If there is one wine producing region most guilty of runaway price inflation (and there are a few), then it is probably Bordeaux. The commodification of this (still) heralded wine has rendered most of its great names inaccessible to all but the wealthiest collectors, BUT hope remains…
While prices in Burgundy are driven by high demand on exceptionally limited supply (for the best grand and 1er crus at least), the Chateaux of Bordeaux actually produce quite a large number of bottles. The classified ‘growths’ are so well regarded for their ability to age for decades, that their popularity has turned them into a commodity to be traded like stocks (futures anyone?) and their prestige attracts those wishing to show off rather than enjoy the darn bottle. The attraction of Bordeaux to wealthy citizens of the world, including more recently China and Japan, has also been stoked aggressively by the Bordelaise, helping to drive up demand among people for whom money is no object.
That cynical rant aside, there are still some remarkable cru bourgeois and even some 4th and 5th growth Bordeaux wines that remain firmly in the relative value territory. Today we try two Haut-Medoc wines, one that trades for < $20 and one ~ $30 in most vintages. What’s extraordinary about these delightful wines (besides being reasonably priced) is that they have all the legendary longevity of great Bordeaux, offering a fascinating evolution that will please for 20 years at least.
The story goes that Lanessan was not included in the 1855 classification because the proprietor simply did not want to send in free samples to the committee. Their loss, but our gain. Lanessan trades in the mid-teens on release, and given their large production, lots of matured bottles occasionally appear in major outlets like K&L. A new oenologist was brought in starting with the 2015 vintage, and while critical reception has been highly positive (best Lanessan ever, and that sort of thing), the jury is still out as to whether or not it will maintain its classic, age-worthy Bordeaux character.
Color was healthy and young, a rich velvet red. Nose was a bit weedy on opening, but fleshed out with air though green tobacco and herbs were quite dominant with only a modest underpinning of red fruit making itself known. Palate was medium bodied with relatively light ripe tannin and still good freshness. On day two, a hearty smoky quality dominated. Pleasant with dinner but needs five more years for my taste.
Beautifully intact. Nice mature color, nose of green tobacco, purple flowers, leather, small red fruits, and earth. Palate has just enough freshness remaining, tannins are integrated, and it is tasty and smooth. I was surprised that there was fruit left, but it had a nice red berry quality mixed with the mature notes. Peak drinking for mature claret. $19.99!!

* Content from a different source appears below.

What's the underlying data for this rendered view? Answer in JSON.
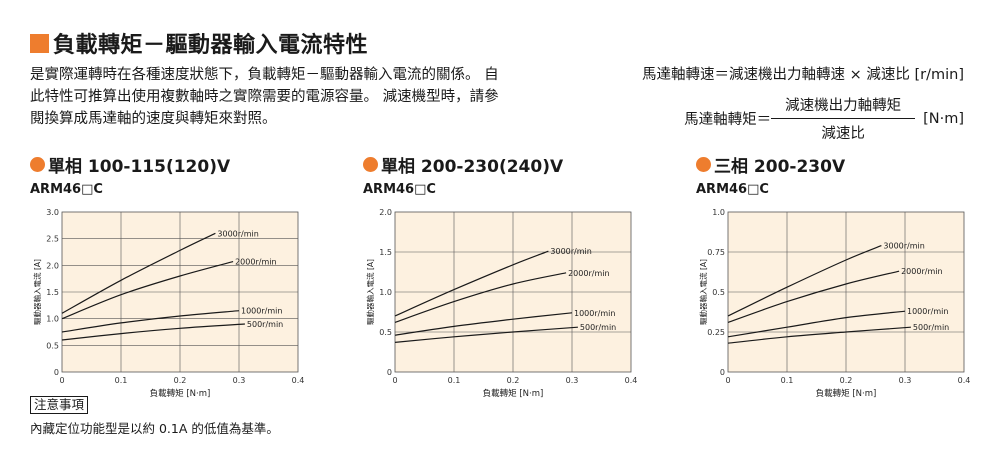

Another classic Cru Bourgeois for under 20$, is Senejac. Typically more accessible than Lanessan, it show classic Medoc fruit that is much softer and less structured than Lanessan, but quite traditionally styled with appropriate tannin. 2014 was a very good year for traditional Bordeaux. Not overripe, it appealed to long-time fans of particular Chateaus who appreciate a more restrained style.
Nice young Bordeaux, showing good typicity and some accessibility at this age. Nose is fresh earth, green tobacco, resin, dark fruits, and smoke, palate is medium fresh, silky smooth/ripe tannin and dark cherry/blackberry fruits. Nice structure for medium term aging, up to ten years at least, less built than Lanessan or Cantemerle at this stage. Quite nice now decanted if you like a bit of oomph. Still plenty of freshness to suggest it will age well for another ten years.
The only classified growth in my tasting today, Cantemerle was accidentally left off the 1855 list due to a clerical error, which was corrected in 1856. Fortunately today, Cantemerle is a classic Medoc wine that is not only immensely pleasing to drink but will age gracefully for decades. At ~ $30 for all but the most outstanding vintages (2010), (and even then only after the scores are released), it is a very reasonable addition to the cellar.
Tight as a drum of course. Left open for a few hours, then double decanted and left for a few hours more. At this point it started to show some nice aromas of red fruit, licorice, and oak while the palate broadened into a rich and powerful texture. The tannin was surprisingly ripe and pleasing though the oak unsurprisingly not integrated. Even after another day it improved showing rich spiced red fruit character and well balanced acid. A very very classy Medoc that will age handsomely for 20+ years.